Driving is difficult, given the awful state of the roads and the excessive urgency of the other drivers. Self-drive car hire is not yet common, and the cost of a driver is not high, so this may be the easiest solution; in Tbilisi it’s easy to hire a taxi (including 4x4 vehicles) at the Didube bus station. The only major international car-hire chains represented in Tbilisi are Avis and Hertz, whose agents are Caucasus Travel. A licence from almost any of the developed Western countries is valid in Georgia.
Distances are not great: by road it’s about 85km from Tbilisi to Gori, 128km to Khashuri, 230km to Kutaisi and 384km to Batumi (349km by rail).
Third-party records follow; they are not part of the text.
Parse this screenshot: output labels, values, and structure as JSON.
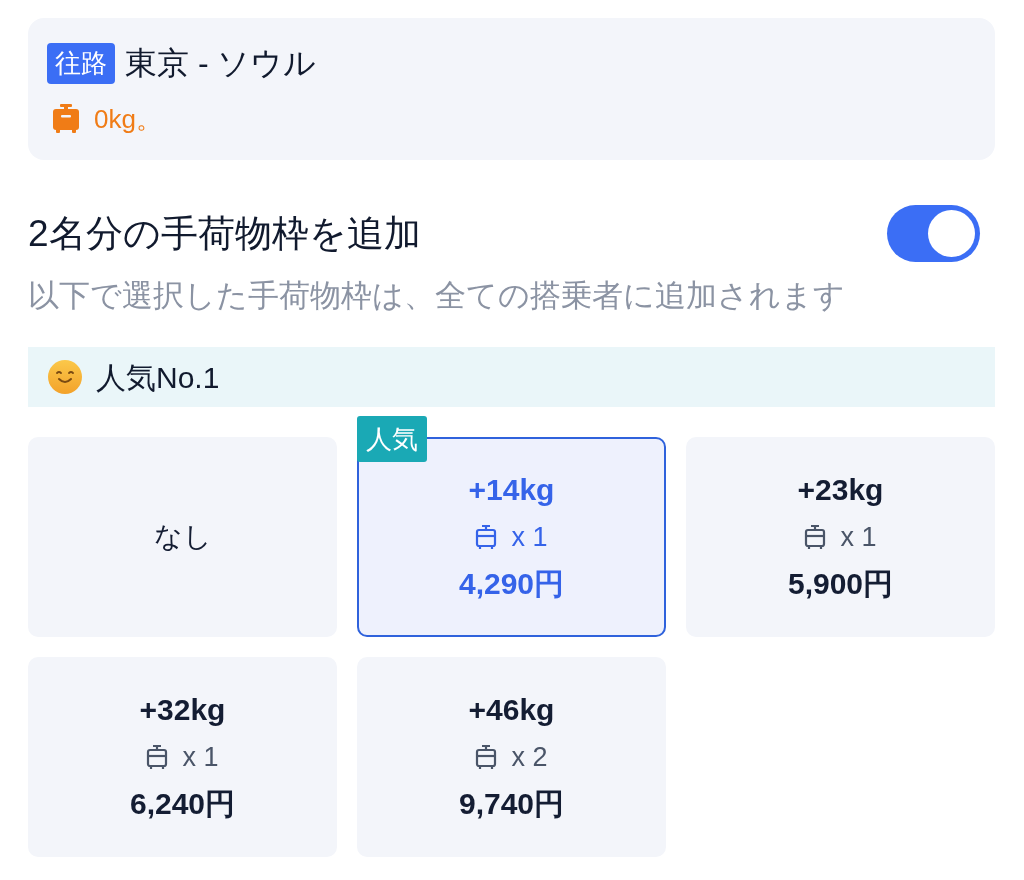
{
  "route": {
    "badge": "往路",
    "title": "東京 - ソウル",
    "baggage": "0kg。"
  },
  "add_baggage": {
    "title": "2名分の手荷物枠を追加",
    "on": true,
    "description": "以下で選択した手荷物枠は、全ての搭乗者に追加されます"
  },
  "popular_banner": {
    "label": "人気No.1"
  },
  "options": [
    {
      "kind": "none",
      "label": "なし",
      "selected": false
    },
    {
      "kind": "weight",
      "weight": "+14kg",
      "quantity": "x 1",
      "price": "4,290円",
      "selected": true,
      "badge": "人気"
    },
    {
      "kind": "weight",
      "weight": "+23kg",
      "quantity": "x 1",
      "price": "5,900円",
      "selected": false
    },
    {
      "kind": "weight",
      "weight": "+32kg",
      "quantity": "x 1",
      "price": "6,240円",
      "selected": false
    },
    {
      "kind": "weight",
      "weight": "+46kg",
      "quantity": "x 2",
      "price": "9,740円",
      "selected": false
    }
  ]
}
There has been a remarkable revival of Georgia’s railways, making it the safest and most pleasant option for tourists travelling to the west of the country. The tracks were previously neglected and pounded by heavy trains transporting oil from Baku, but now the pipelines are open and new trains have been introduced, in addition to the long-distance overnight trains – although there are still enough oil trains to cause delays. The main line from Tbilisi to Samtredia is double-track, and all Georgia’s railways are electrified, though at one time power cuts were causing US$30,000 of damage a month to delicate traction equipment, and causing oil trains to take an average of 35 hours from Baku to Batumi instead of the scheduled 21 hours. Now, new day trains run from Tbilisi to Batumi (5hrs 15mins), Poti (5hrs 10mins), Ozurgeti (8hrs 20mins) and Zugdidi (5hrs 30mins).